Over 2.7 million left wing voters participated in France's first-ever open primary to choose the Socialist candidate. The socialists had held a primary in 2007 too, but only party card holders were allowed to vote. This time the vote was extremely well organised with volunteers slogging to pull it off. Voting was open to anyone willing to fork out one euro and sign a declaration that he or she believed in the “values of the left”. The efficiency with which the vote was held and the large turn out — the Party had said it would consider the primaries a success if over a million people turned up to vote, had the right and the extreme right gnashing its teeth in anger.
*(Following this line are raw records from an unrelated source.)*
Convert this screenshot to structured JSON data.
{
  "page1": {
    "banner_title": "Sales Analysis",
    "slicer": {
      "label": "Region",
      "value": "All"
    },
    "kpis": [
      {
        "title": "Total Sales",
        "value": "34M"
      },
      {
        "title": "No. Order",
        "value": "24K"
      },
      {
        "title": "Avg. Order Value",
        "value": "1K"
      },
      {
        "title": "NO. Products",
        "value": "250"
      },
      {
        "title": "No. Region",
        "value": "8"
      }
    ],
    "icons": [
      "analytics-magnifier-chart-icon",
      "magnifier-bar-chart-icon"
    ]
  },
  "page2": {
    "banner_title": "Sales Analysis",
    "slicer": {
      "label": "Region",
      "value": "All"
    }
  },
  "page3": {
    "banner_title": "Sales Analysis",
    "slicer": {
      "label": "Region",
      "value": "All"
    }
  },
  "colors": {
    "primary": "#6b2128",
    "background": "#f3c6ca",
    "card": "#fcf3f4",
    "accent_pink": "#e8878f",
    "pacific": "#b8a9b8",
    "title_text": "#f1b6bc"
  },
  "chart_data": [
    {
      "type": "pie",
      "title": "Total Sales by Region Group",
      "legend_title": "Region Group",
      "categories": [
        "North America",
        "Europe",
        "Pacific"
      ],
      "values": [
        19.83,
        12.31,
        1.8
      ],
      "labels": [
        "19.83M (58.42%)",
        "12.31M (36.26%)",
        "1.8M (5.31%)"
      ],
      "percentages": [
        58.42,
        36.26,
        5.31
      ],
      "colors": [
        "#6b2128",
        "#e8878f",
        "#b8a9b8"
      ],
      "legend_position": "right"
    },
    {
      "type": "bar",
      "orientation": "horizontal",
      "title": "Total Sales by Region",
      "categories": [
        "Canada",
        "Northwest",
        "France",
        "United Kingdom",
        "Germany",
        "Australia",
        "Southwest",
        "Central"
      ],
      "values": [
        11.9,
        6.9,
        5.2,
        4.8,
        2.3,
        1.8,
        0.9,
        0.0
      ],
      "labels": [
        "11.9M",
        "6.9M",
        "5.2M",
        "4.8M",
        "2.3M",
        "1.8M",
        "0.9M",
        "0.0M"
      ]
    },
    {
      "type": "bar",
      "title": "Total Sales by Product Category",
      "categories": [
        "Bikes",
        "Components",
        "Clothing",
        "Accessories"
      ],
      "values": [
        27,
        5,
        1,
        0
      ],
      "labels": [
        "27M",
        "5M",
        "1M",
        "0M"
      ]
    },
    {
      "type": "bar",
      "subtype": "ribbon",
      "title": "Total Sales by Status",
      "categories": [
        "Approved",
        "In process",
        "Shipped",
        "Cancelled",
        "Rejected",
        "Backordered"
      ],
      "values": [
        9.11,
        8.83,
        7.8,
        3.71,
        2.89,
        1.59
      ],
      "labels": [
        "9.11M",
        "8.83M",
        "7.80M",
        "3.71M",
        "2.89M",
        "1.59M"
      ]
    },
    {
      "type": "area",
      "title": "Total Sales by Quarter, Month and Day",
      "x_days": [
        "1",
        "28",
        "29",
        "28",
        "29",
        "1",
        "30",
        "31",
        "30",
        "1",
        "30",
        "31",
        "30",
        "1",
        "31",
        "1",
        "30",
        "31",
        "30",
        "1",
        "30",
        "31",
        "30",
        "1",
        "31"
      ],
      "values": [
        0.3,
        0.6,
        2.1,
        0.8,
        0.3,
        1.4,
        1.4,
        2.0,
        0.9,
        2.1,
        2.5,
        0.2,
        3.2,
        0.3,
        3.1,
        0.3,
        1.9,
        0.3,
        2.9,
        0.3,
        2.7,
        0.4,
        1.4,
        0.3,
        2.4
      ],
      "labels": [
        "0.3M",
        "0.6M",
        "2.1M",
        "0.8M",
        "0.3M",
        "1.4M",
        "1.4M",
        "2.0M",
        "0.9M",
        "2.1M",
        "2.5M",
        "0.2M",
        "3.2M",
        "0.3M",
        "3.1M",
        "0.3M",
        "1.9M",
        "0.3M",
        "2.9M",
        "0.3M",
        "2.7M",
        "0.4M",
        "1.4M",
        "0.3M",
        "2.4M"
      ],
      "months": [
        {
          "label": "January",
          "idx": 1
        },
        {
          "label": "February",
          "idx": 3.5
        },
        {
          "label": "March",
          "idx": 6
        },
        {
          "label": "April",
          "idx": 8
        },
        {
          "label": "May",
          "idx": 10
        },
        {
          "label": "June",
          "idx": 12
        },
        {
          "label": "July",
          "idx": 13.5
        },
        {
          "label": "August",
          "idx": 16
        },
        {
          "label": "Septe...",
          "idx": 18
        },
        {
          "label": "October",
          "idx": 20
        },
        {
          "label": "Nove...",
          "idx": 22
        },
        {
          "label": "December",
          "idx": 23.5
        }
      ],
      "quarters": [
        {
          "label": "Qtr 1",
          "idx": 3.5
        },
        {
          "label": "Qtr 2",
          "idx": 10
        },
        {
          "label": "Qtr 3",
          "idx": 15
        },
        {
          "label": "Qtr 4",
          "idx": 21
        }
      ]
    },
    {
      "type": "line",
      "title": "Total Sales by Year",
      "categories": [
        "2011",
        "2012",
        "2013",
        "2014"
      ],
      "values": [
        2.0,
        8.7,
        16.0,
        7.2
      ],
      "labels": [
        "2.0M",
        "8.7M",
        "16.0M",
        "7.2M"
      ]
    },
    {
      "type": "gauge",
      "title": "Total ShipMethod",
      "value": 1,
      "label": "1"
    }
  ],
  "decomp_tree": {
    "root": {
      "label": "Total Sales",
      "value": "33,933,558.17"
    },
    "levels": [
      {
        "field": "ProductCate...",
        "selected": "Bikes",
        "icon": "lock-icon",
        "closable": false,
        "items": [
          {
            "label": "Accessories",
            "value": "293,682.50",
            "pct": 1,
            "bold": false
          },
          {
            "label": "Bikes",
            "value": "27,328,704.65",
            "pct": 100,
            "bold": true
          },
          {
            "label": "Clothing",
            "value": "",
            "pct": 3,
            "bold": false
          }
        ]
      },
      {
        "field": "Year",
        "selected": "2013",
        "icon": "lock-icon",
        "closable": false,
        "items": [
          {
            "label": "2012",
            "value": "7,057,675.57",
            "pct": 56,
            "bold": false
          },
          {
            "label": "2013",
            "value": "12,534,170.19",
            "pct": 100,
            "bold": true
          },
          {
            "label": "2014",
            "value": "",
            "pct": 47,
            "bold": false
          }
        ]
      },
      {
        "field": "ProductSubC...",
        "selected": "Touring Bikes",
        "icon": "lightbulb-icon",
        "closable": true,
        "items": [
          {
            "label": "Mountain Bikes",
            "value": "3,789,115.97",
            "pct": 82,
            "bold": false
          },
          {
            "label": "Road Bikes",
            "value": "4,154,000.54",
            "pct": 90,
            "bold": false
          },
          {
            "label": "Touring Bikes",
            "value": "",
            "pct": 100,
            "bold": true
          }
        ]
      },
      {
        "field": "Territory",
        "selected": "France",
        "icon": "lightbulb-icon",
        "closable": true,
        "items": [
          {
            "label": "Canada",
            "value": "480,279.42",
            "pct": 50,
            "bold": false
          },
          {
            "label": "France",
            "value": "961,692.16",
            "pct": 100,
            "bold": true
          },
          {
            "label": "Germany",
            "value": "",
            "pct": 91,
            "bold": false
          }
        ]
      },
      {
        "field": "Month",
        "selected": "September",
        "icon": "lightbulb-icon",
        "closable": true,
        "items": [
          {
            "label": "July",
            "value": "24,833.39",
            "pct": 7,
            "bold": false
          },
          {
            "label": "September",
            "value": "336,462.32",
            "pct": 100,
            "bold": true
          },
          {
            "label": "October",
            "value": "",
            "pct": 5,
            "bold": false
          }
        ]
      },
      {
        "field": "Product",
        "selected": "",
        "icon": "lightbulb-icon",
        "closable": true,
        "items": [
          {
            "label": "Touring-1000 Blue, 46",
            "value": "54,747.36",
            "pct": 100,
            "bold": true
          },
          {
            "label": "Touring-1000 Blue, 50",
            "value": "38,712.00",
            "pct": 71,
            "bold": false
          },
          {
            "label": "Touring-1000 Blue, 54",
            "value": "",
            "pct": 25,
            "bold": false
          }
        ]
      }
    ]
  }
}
Mr. Holland, the former companion of Segolene Royal and the father of their four children, had to fight free of his former partner's glamorous shadow. It was Ms. Royal, not he who was named Minister in successive Cabinets. In 2007, she won the socialist primaries with a convincing 60 per cent of the vote but failed to take the nation with her losing to Mr. Sarkozy by a margin of six per cent.

Now Mr. Holland appears to have come into his own. He has a new partner, has shed 10 kg and injected both seriousness and gravitas into his discourse though flashes of his famous wit and sense of repartee continue to surface. Mr Holland has tried to steer clear of the glamour that characterised his former companion, attempting to convey the image of a simple, caring man, genuinely interested in the well being of his compatriots.

The success of the Socialist primaries has left the Right badly mauled in terms of its popularity with the general public. Mr. Sarkozy has had to struggle to get coverage and in successive declarations he has appeared incapable, alongside his EU partners, of tackling Europe's financial crisis. Revelations of financial scandals and the unsavoury relationships between leaders of the governing UMP coalition and arms dealers and middlemen have further dented the government's image. This vote makes it even more difficult for the right to get its act together so that Mr. Sarkozy can win a second term in office.

“What is clear is that the Socialists, who just a year ago appeared unable to get their act into gear, have given the country a fabulous demonstration of unity in diversity and genuine participative democracy. They have rekindled a taste for politics amongst left wing voters. That can only be good for the democratic process,” said Nicolas Demorand, Editor of Liberation, the left wing daily.